For me, it's Hughes's use of vocal snippets that seem to blend so well with the vocal quality of so many of the synths used here. It comes across as these little chants that morph and repeat and the synths just under them flutter gently. It creates something that feels oddly naturalistic despite the synthetic quality of the sounds. It's an interesting tension between the desire to connect with the natural world while being surrounded by the technology we have at hand.
Steve Hadfield - See the World Anew Vol. 2
Released: July 8
The follow-up to Hadfield's first volume bearing the same title decidedly keeps with the same themes of rediscovering the wonders that the world has to offer. Though now the setting in which this new exploration takes place has shifted from the reaches of outer space to the more tangible yet still alien world of the oceans. Indeed, the compositional techniques used on this album reflect this change in setting well as the former volume was filled with more sweeping ambiances and this new installment feels much more upfront while still maintaining the abstract nature put forth earlier.
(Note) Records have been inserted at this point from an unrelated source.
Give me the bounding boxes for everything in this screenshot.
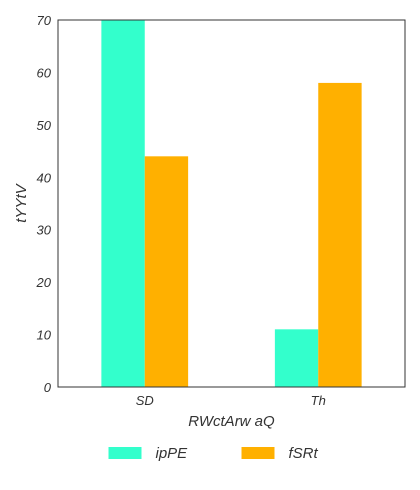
y-tick-label: 10 <box>37 328 52 343</box>
y-tick-label: 70 <box>37 13 52 28</box>
legend: ipPE fSRt <box>108 445 319 462</box>
x-axis-ticks: SD Th <box>136 393 326 408</box>
bar-ipPE-Th <box>274 329 319 387</box>
legend-swatch-ipPE <box>108 447 142 459</box>
x-tick-label: SD <box>136 393 154 408</box>
bar-fSRt-Th <box>318 82 362 388</box>
x-tick-label: Th <box>311 393 326 408</box>
y-tick-label: 30 <box>37 223 52 238</box>
y-tick-label: 20 <box>36 275 52 290</box>
legend-label-fSRt: fSRt <box>289 445 319 462</box>
bars-layer <box>101 20 362 388</box>
plot-frame <box>57 19 406 388</box>
y-axis-label: tYYtV <box>13 182 30 222</box>
y-tick-label: 0 <box>44 380 52 395</box>
bar-ipPE-SD <box>101 20 145 387</box>
legend-label-ipPE: ipPE <box>156 445 189 462</box>
y-tick-label: 40 <box>37 170 52 185</box>
bar-fSRt-SD <box>144 156 189 387</box>
x-axis-label: RWctArw aQ <box>188 413 275 430</box>
y-axis-ticks: 0 10 20 30 40 50 60 70 <box>36 13 52 395</box>
y-tick-label: 60 <box>37 65 52 80</box>
legend-swatch-fSRt <box>241 447 275 459</box>
y-tick-label: 50 <box>37 118 52 133</box>
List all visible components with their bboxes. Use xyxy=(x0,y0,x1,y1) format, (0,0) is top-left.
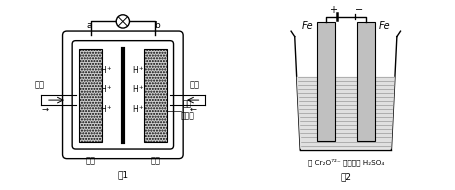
Text: 质子: 质子 xyxy=(183,99,192,108)
Text: 图1: 图1 xyxy=(117,171,128,180)
Text: H$^+$: H$^+$ xyxy=(132,84,145,95)
FancyBboxPatch shape xyxy=(62,31,183,159)
Circle shape xyxy=(116,15,130,28)
Text: Fe: Fe xyxy=(302,21,313,31)
Text: 交换膜: 交换膜 xyxy=(181,111,194,120)
Text: 图2: 图2 xyxy=(340,173,351,182)
Text: Fe: Fe xyxy=(378,21,390,31)
Text: 氢气: 氢气 xyxy=(35,80,45,89)
Text: H$^+$: H$^+$ xyxy=(100,103,113,115)
Bar xyxy=(317,22,335,141)
Text: H$^+$: H$^+$ xyxy=(132,103,145,115)
Bar xyxy=(79,49,102,142)
Text: H$^+$: H$^+$ xyxy=(100,65,113,76)
Text: H$^+$: H$^+$ xyxy=(100,84,113,95)
Text: →: → xyxy=(41,104,49,113)
Text: H$^+$: H$^+$ xyxy=(132,65,145,76)
Text: 正极: 正极 xyxy=(150,157,160,166)
Polygon shape xyxy=(297,77,395,149)
Bar xyxy=(357,22,375,141)
Text: +: + xyxy=(329,5,337,15)
FancyBboxPatch shape xyxy=(72,41,173,149)
Text: 含 Cr₂O⁷²⁻ 废水、稀 H₂SO₄: 含 Cr₂O⁷²⁻ 废水、稀 H₂SO₄ xyxy=(308,159,384,166)
Text: a: a xyxy=(86,21,91,30)
Text: 空气: 空气 xyxy=(190,80,200,89)
Text: 负极: 负极 xyxy=(86,157,96,166)
Text: ←: ← xyxy=(189,104,196,113)
Text: b: b xyxy=(154,21,160,30)
Text: −: − xyxy=(354,5,363,15)
Bar xyxy=(144,49,167,142)
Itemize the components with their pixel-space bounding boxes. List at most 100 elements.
Opening up with somewhat whimsical arpeggios on "Manta Ray," the album keeps this sense of whimsy to some extent all the way through until the last track, especially on the playful and scattering percussive textures of "Spider Crabs," a personal favorite of mine here. However, by the final track, "The Dead Whale," the solemn reality of life is on display and the sense of whimsy has disappeared. But not the sense of mystery and wonder, which is exemplified in the swelling pads and stately percussion to create a finale that represents a firm awareness without being dour or somber.